June 25, 2018
Ontario's Construction Lien Act becomes
the Construction Act on July 1, 2018
The Construction Lien Act Amendment Act, 2017 was passed on December 12, 2017. In addition to the change in name of the Construction Len Act, changes in force July 1, 2018 will tweak and amend existing lien procedures, extend lien time-frames and alter trust obligations. Other changes (most notably those which establish new prompt payment requirements and adjudication procedures) are scheduleid to come into force on October 1, 2019.
Unless the improvement is to a premises upon which a lease has been entered into prior to July 1, 2018, the changes that come into force on that date will only become effective as new improvements are put out to tender or contracted for. For subcontractors, the timing of the subcontract is irrelevant: it is the timing of the tender process or contract (whichever comes first) that governs. This is to ensure that everyone with rights and obligations in relation to an improvement will be playing by the same set of rules. Significantly, the question of when a contract was tendered or entered into will be a question of fact which might depend on a number of different factors.
Also, as above, where an improvement is to a premises upon which someone entered into a lease before July 1, 2018, these new provisions will not apply. This is because the new provisions change how leases and leasehold interests are addressed. Care must be taken as the transition provisions can be very complicated in their application. Towards determining whether the new provisions are in effect, it will be important to determine
who the contractor is;
when the contact in question was entered into;
if, and when, a contract was procured as part of a tendering process; and
whether or not the premesis being improved is subject to a leasehold interest.
The Act does not include mechanisms through which interested parties can confidently obtain this information. Accordingly, we anticipate that parties will error on the side of caution when considering which of the old and new Act's provisions will apply in any particular circumstance.
Under both the old and the new legislation, construction liens expire unless they are "preserved", usually by registration of a claim for lien and sometimes by "giving" the claim for lien to an owner. Under the existing Construction Lien Act, the liens will expire if not preserved within 45 days of a variety of triggering events: based on whether the claimant is a contractor or subcontractor, whether a certificate of substantial performance has been published, whether the contract for the improvement has been completed or abandoned and (in the case of a subcontractor) when the subcontractor last provided its services or materials to the improvement.

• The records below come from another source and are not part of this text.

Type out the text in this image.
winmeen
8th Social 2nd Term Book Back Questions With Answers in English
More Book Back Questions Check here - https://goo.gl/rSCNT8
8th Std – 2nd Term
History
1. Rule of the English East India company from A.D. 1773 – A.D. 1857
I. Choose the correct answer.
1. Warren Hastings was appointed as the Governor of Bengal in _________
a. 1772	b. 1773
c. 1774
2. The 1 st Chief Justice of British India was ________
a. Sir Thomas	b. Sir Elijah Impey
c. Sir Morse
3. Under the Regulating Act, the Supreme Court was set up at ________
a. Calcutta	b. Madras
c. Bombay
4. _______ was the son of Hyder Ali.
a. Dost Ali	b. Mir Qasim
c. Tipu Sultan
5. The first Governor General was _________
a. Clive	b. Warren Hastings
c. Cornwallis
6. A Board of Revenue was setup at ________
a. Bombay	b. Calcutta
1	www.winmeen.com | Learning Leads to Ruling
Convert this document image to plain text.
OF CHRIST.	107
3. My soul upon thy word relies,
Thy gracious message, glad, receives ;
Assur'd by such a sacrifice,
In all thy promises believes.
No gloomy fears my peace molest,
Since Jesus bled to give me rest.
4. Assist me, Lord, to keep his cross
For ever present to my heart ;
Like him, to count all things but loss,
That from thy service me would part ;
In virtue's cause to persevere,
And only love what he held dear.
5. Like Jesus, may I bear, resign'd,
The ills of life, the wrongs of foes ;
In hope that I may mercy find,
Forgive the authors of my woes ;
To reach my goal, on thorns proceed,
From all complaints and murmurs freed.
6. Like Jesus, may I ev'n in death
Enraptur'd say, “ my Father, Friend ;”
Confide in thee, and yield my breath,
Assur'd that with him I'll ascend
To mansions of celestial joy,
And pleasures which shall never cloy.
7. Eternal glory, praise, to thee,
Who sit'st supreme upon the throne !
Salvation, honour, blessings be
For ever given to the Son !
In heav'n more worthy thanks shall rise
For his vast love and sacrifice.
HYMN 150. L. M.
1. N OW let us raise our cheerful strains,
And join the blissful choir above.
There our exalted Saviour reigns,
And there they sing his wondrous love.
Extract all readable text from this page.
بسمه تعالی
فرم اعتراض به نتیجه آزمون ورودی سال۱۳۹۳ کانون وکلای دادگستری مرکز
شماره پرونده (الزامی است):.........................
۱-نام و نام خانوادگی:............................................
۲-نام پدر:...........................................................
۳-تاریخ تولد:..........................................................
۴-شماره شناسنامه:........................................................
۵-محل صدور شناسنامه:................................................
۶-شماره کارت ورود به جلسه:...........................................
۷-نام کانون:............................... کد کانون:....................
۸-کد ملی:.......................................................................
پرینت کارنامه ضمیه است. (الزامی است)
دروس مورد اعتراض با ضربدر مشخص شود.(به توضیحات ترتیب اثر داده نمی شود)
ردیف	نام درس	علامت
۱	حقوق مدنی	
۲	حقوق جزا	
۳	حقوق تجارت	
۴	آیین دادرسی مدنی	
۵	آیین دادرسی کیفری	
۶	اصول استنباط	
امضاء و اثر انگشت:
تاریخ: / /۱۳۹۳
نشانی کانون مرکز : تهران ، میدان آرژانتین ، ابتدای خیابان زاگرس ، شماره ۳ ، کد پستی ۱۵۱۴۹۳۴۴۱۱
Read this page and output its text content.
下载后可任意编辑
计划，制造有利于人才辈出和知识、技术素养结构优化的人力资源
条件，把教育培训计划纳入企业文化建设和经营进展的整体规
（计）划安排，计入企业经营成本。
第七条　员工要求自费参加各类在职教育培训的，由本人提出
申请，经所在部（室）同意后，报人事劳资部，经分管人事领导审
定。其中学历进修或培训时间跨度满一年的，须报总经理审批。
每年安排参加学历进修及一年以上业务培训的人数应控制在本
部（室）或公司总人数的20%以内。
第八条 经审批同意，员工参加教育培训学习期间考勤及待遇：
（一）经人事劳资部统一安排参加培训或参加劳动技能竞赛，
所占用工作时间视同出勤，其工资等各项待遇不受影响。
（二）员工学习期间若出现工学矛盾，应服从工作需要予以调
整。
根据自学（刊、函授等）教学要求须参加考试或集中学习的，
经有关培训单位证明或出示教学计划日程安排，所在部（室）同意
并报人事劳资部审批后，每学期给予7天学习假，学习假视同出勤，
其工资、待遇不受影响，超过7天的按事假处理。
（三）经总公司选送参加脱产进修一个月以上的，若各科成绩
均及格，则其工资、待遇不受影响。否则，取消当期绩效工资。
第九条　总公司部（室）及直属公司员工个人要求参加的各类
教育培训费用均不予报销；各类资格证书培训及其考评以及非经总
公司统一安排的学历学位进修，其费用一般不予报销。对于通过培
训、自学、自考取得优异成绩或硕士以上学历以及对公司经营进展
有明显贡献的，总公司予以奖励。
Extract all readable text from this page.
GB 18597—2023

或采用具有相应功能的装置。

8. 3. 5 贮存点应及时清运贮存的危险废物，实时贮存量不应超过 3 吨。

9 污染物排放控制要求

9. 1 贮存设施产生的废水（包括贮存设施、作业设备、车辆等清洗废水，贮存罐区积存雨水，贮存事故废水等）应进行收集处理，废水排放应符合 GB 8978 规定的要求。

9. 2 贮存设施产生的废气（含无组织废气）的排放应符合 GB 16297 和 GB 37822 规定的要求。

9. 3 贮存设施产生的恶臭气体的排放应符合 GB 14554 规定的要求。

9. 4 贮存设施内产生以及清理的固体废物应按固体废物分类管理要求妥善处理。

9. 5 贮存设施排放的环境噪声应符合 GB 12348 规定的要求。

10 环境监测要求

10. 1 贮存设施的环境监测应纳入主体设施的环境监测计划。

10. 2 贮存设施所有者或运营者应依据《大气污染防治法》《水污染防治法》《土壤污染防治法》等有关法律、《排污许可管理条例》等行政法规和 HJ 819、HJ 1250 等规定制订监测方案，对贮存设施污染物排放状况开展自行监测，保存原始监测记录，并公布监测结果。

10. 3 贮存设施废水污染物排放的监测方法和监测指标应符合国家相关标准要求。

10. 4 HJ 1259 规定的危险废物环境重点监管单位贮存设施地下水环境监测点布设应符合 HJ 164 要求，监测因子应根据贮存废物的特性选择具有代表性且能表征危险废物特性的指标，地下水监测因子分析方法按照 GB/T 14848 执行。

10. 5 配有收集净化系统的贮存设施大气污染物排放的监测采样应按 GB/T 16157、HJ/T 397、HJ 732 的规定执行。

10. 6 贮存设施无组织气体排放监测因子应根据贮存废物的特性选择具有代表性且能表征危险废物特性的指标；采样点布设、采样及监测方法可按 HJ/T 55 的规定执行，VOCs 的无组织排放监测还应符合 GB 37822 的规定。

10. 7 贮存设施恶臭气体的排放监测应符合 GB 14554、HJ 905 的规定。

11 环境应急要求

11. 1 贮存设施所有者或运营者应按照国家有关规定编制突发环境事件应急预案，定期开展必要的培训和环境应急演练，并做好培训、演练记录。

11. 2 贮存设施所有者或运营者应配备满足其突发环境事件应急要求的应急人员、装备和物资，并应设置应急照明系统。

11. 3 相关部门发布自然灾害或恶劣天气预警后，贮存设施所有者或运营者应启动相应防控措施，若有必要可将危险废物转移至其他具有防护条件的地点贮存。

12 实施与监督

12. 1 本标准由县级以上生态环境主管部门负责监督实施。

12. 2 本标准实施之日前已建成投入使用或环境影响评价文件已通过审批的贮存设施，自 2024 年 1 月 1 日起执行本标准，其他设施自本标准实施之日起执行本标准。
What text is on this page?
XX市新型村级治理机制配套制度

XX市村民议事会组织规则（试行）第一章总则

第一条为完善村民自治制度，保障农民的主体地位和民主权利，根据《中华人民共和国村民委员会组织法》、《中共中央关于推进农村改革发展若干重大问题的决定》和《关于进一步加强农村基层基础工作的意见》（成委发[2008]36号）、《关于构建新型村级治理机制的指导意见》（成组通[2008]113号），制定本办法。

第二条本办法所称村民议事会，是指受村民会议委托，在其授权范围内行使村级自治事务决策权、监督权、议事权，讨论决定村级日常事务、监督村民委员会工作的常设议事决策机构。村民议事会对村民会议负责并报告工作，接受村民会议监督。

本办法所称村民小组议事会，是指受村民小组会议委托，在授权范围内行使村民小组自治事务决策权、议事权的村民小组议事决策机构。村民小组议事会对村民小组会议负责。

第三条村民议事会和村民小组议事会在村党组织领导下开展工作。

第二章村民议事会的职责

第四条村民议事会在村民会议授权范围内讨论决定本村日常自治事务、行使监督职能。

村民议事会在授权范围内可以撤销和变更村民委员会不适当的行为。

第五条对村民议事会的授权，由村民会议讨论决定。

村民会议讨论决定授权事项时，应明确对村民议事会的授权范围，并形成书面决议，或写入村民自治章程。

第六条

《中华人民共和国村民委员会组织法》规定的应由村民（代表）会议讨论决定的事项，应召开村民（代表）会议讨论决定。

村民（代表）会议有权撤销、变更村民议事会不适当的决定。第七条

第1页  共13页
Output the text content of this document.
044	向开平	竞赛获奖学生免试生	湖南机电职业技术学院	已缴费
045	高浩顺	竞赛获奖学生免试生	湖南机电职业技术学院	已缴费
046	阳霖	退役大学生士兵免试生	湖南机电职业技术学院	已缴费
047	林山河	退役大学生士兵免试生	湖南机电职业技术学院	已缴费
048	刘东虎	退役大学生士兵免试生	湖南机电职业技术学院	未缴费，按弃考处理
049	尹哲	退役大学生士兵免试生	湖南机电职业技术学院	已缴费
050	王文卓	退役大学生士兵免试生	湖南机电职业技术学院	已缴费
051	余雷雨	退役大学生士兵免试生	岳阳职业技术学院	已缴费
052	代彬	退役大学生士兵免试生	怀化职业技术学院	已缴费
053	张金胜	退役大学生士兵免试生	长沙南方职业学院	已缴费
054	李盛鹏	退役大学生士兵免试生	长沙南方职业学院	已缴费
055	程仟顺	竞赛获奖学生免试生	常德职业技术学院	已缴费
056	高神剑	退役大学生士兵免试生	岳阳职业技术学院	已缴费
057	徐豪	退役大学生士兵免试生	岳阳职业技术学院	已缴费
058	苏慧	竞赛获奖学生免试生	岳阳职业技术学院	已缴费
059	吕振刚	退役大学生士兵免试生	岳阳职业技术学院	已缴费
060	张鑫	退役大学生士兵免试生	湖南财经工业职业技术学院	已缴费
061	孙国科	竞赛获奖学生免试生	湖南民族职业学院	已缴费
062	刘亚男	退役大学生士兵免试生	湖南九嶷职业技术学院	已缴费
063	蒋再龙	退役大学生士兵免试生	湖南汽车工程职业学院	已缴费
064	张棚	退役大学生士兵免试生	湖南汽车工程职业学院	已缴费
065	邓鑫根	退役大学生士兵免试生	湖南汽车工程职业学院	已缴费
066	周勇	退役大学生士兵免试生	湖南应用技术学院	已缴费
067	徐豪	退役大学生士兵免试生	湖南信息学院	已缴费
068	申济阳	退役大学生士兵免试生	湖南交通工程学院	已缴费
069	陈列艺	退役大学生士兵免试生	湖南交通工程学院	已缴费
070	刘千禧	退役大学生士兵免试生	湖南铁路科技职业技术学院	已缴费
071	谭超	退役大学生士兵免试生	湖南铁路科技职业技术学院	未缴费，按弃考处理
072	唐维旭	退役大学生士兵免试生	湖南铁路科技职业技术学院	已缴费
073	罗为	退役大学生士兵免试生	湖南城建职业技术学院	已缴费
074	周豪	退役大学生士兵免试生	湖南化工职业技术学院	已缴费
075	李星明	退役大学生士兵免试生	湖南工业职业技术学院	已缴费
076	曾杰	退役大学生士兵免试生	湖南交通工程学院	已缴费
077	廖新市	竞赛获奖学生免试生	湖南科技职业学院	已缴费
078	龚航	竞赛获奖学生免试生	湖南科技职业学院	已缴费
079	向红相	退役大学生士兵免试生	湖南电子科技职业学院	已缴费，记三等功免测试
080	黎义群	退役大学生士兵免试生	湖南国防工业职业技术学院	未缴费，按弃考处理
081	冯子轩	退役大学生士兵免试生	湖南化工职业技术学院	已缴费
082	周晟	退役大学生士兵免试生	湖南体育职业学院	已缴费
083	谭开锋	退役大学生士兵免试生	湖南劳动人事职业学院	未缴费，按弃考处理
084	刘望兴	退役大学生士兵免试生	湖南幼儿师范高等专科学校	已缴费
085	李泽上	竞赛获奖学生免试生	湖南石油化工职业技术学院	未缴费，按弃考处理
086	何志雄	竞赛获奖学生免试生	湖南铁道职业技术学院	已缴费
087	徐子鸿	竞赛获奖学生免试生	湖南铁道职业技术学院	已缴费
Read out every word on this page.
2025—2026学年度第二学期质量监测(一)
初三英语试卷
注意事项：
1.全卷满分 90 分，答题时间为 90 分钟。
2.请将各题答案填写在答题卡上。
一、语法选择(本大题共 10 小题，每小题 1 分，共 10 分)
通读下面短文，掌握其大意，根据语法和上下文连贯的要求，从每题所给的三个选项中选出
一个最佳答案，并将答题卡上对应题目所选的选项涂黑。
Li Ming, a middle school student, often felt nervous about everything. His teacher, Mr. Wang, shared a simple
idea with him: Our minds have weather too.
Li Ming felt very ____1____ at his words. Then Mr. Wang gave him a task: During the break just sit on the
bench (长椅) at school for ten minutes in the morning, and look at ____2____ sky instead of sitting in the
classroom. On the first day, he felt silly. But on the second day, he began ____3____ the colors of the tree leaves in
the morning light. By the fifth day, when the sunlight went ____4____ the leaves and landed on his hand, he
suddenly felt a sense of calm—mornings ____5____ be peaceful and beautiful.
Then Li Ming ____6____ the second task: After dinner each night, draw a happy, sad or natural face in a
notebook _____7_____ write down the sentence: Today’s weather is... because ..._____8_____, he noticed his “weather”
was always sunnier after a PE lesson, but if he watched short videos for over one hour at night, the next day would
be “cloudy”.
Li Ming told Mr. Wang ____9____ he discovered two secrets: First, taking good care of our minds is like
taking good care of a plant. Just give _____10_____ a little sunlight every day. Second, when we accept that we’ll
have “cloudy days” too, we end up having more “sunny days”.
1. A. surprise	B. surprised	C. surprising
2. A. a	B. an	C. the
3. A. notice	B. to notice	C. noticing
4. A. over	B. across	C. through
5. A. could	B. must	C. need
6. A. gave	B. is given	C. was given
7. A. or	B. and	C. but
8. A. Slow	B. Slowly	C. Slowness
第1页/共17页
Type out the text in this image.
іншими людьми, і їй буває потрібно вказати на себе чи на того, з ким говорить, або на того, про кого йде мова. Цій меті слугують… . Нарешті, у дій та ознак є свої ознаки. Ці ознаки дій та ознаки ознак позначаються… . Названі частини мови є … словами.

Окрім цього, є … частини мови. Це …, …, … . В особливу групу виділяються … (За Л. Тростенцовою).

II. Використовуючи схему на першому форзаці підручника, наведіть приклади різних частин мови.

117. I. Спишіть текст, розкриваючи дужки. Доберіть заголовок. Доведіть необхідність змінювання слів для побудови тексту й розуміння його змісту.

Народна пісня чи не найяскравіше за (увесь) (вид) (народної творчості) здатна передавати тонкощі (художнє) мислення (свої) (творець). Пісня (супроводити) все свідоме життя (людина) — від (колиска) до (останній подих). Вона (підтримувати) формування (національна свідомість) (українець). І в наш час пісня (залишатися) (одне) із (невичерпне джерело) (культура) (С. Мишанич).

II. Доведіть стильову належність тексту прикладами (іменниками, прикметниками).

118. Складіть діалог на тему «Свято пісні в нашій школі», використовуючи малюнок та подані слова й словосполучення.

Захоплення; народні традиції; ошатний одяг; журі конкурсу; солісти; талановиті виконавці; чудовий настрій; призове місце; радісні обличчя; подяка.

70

Under the new provisions effective July 1, 2018, a new "triggering" event has been added to the list of what will trigger the lien-expiry period. This is the "termination" of the contract. In this regard, the owner, contractor or "other person whose lien is subject to expiry" shall publish a notice of that termination in the same way a certificate of substantial performance is published. This gives notice - to anyone that might have an interest in the improvement - that the contract has been terminated and that lien rights are expiring. The requirement to publish the notice is mandatory. It is unclear how a subcontractor lien claimant, being an "other person whose lien is subject to expiry" will know of the termination.
Significantly, under the new provisions effective July 1, 2018 and, regardless of the triggering event, the lien-expiry period will now be 60 days. This is good news for the suppliers of services and materials as it gives them an additional 15 days to decide whether or not to preserve. This is particularly so because many contractors, trades and suppliers work on payment terms of 30 days or more.
Currently, anyone who has preserved a claim for lien must, within 45 days of the last day it could have done so, "perfect" the claim for lien. Perfection requires the commencement of an action to enforce the claim for lien and, if the claim for lien is registered against title to the premises, the registration of a Certificate of Action against the premises. Under the provisions that come into force on July 1, 2018, lien claimants will now have 90 days to perfect. Determining how, or if, a claim for lien is properly perfected can be very complicated. Accordingly, these issues are generally best left to experienced counsel. Counsel, however, will most likely already involved be if lien(s) have already have been preserved.
Under the new provisions, the lien holdback may in some cases be released either annually, or in phases. While this will help contractors and subcontractors to get paid earlier, lien rights can be lost against a part of the holdback security long before those lien rights expire. This is new and may have significant impacts if not managed properly.
Under the new provisions in force July 1, 2018, the construction lien holdback may be released either annually, or in phases, if the contract is for $10 million or more, where the owner and contractor agree to do so in the contract and where no unresolved liens have been preserved. Any unpaid suppliers of services or materials who are concerned about non-payment, at or around the time annual or phased holdback is to be released, will need to consider preserving a claim for a lien. If they do not, they will loose the security they would have had in the released holdback. Section 39 of the Act allows the suppliers or services or materials to ask the Owner and contractor if payment under the contract is to be released in phases.
In our next series of blogs, we will continue to review the changes that come into force on July 1st. These will be important to all participants in the construction industry in Ontario. We will also provide more information and details about the prompt payment and adjudication provisions which will come into force on October 1, 2019.
This material is for information purposes and is not intended to provide legal advice in relation to any particular fact situation. Readers who have concerns about any particular circumstance are encouraged to seek independent legal advice in that regard.